The reason I picked InfluxDB over TimescaleDB for my personal stuff is because InfluxDB has an HTTP API with built-in authentication. I already a ton of HTTP services exposed to the Internet, and I understand them well. (Yup, I have SSO and rate limiting and all that stuff for my personal projects ;) I can give each of my devices an API key from their web interface, and I make an HTTP request to write data. Very simple. (They have a client library, but honestly my main target is a Beaglebone, and it doesn't have enough memory to compile their client library. I've never seen "go build" run out of memory, but their client makes that happen. I shouldn't develop on my IoT device, of course, but it's just easier because it has Emacs and gopls, and all the sensors connected to the right bus. Was easier to just manually make the API calls than to cross-compile on my workstation and push the release build to the actual device.) TimescaleDB doesn't have that, because it's just Postgres. So I'd basically have to expose port 5432 to the world, create Postgres users for every device, generate a password, store that somewhere, etc. Then to ingest data, I'd connect to the database, tune my connection pool, retry failed requests manually, etc. Using HTTP gets me all that for free; I can just configure retries in Envoy.

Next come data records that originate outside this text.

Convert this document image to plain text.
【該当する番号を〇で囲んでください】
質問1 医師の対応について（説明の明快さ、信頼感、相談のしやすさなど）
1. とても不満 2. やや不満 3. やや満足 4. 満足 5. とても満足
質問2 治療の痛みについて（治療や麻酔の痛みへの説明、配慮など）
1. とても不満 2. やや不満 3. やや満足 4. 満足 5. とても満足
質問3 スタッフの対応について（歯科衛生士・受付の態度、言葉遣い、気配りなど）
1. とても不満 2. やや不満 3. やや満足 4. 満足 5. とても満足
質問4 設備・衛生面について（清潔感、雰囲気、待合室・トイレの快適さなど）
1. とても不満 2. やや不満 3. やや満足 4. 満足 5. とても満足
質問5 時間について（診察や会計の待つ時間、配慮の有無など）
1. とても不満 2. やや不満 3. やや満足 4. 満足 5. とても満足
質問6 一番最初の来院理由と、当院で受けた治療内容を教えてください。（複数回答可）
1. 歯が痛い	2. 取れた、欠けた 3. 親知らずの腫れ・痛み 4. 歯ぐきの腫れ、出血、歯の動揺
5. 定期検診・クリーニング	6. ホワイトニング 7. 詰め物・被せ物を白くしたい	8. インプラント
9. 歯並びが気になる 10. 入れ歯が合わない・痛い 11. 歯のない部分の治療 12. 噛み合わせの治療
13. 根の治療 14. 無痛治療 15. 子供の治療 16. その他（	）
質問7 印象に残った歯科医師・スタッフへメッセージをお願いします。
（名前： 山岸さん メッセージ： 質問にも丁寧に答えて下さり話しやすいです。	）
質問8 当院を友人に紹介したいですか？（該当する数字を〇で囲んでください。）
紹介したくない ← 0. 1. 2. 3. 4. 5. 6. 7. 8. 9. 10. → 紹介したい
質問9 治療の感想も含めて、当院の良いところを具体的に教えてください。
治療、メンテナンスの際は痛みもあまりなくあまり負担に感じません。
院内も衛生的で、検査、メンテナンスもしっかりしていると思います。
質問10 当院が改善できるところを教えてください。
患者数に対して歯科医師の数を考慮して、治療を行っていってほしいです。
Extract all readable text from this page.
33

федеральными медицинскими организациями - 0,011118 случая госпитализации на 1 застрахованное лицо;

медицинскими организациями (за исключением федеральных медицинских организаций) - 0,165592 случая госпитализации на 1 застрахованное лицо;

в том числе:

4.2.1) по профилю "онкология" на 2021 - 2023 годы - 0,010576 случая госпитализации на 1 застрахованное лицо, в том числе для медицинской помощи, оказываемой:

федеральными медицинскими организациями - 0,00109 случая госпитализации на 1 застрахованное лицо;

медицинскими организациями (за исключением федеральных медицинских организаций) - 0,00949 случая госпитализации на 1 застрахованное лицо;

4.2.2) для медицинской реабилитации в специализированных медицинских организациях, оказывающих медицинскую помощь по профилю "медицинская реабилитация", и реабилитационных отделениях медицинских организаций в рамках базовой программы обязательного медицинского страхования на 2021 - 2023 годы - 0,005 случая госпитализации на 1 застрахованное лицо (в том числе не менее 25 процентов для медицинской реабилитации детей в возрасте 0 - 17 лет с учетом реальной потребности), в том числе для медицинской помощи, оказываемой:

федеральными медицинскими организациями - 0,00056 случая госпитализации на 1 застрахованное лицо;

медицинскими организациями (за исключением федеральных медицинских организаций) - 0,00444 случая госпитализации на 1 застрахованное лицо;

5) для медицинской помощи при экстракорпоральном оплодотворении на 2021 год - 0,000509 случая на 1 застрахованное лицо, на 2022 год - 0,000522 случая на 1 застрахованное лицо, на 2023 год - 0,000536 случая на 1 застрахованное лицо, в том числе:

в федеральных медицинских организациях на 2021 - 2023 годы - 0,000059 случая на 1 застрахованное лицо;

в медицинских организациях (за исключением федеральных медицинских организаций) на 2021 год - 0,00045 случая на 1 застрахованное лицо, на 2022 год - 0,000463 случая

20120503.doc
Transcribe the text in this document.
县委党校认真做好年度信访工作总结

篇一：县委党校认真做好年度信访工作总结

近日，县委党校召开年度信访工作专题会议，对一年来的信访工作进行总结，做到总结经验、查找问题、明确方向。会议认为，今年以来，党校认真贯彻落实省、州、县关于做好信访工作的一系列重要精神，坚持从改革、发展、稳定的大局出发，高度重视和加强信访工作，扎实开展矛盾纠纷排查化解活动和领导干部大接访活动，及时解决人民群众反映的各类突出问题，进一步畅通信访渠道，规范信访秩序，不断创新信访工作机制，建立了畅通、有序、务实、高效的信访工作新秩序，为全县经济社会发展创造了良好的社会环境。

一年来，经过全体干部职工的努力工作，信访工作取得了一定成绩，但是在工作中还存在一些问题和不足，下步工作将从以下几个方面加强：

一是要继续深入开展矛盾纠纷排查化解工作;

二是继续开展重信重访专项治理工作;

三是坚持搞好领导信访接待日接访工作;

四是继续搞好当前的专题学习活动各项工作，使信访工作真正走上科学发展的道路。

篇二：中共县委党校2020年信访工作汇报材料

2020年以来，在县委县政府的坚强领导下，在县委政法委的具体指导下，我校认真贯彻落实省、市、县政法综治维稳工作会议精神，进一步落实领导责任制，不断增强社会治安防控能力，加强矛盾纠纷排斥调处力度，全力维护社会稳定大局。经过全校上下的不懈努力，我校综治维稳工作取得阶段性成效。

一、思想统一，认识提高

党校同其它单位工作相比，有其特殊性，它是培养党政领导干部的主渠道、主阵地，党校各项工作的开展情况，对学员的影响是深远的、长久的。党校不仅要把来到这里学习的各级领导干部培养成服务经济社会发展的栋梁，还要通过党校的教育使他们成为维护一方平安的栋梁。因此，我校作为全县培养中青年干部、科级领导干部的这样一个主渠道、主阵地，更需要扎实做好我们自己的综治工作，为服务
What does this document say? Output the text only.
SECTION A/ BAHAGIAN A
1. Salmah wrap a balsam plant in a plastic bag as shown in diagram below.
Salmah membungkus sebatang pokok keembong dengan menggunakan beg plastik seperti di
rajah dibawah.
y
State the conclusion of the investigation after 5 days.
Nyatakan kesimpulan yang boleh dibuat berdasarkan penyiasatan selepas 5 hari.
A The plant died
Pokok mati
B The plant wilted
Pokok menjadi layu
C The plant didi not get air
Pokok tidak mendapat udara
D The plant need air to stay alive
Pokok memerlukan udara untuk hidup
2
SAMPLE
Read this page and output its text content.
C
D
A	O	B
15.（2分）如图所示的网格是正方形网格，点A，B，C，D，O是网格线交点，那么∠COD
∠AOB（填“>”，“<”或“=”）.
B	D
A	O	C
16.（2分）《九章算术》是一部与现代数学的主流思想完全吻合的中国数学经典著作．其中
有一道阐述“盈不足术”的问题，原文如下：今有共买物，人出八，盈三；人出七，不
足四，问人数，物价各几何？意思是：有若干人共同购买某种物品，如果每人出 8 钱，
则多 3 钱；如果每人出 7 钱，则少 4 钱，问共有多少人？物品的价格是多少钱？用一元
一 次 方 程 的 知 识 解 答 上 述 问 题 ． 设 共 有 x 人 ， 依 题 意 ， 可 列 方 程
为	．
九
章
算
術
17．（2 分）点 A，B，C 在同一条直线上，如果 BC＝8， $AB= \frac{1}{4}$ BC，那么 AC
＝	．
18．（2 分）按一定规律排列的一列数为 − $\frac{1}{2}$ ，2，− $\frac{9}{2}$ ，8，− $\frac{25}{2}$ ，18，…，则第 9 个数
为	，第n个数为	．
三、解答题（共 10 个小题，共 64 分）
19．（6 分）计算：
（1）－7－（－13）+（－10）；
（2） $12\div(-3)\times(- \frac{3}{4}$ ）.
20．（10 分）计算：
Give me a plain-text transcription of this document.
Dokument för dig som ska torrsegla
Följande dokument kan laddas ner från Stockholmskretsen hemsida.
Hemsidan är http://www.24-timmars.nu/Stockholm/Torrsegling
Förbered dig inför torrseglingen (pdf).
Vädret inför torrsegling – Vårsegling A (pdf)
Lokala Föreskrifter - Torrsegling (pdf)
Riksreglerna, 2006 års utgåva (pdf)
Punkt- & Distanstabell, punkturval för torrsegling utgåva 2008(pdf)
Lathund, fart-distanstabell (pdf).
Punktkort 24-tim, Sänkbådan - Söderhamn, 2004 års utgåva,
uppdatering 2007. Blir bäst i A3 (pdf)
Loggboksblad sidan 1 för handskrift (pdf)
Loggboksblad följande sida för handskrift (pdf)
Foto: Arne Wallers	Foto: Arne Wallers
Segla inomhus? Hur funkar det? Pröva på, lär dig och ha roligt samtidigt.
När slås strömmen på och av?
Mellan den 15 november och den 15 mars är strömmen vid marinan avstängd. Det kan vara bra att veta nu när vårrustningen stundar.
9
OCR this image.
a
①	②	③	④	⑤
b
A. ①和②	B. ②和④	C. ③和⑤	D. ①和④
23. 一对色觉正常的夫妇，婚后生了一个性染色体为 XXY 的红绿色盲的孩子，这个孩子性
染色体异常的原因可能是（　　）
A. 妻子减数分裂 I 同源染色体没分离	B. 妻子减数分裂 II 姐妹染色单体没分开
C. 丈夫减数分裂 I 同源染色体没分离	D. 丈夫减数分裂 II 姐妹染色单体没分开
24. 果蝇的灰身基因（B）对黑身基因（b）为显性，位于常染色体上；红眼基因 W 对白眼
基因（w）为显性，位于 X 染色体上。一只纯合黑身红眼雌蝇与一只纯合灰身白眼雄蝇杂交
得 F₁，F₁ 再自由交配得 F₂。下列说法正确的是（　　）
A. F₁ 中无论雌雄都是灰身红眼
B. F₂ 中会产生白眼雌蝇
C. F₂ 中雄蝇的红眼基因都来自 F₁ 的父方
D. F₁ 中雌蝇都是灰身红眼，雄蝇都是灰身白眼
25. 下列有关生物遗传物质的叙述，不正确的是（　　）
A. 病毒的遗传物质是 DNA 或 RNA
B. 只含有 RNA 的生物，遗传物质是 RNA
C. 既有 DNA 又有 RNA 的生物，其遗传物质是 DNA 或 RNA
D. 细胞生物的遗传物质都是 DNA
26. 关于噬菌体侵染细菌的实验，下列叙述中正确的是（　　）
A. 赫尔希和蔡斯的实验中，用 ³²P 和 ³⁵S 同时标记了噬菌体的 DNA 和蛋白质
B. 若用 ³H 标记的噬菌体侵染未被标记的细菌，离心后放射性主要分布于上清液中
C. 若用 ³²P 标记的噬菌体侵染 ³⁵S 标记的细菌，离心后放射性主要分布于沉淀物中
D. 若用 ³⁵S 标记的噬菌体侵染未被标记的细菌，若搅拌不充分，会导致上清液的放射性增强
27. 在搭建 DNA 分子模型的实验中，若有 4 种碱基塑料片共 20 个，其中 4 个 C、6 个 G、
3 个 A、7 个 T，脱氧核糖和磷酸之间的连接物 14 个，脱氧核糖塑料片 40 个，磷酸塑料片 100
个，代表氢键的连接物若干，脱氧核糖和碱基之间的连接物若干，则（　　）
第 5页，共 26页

But... SQL queries are a lot easier to figure out than FluxQL queries, and I already have good tools for manipulating raw data in Postgres (DataGrip is my preferred method), so I think I will likely be revisiting TimescaleDB. Honestly, I'd pay for a managed offering right now if they had a button in Google Cloud Console that was "Create Instance and by the way this just gets added to your GCP bill for 10% more than a normal Cloud SQL instance".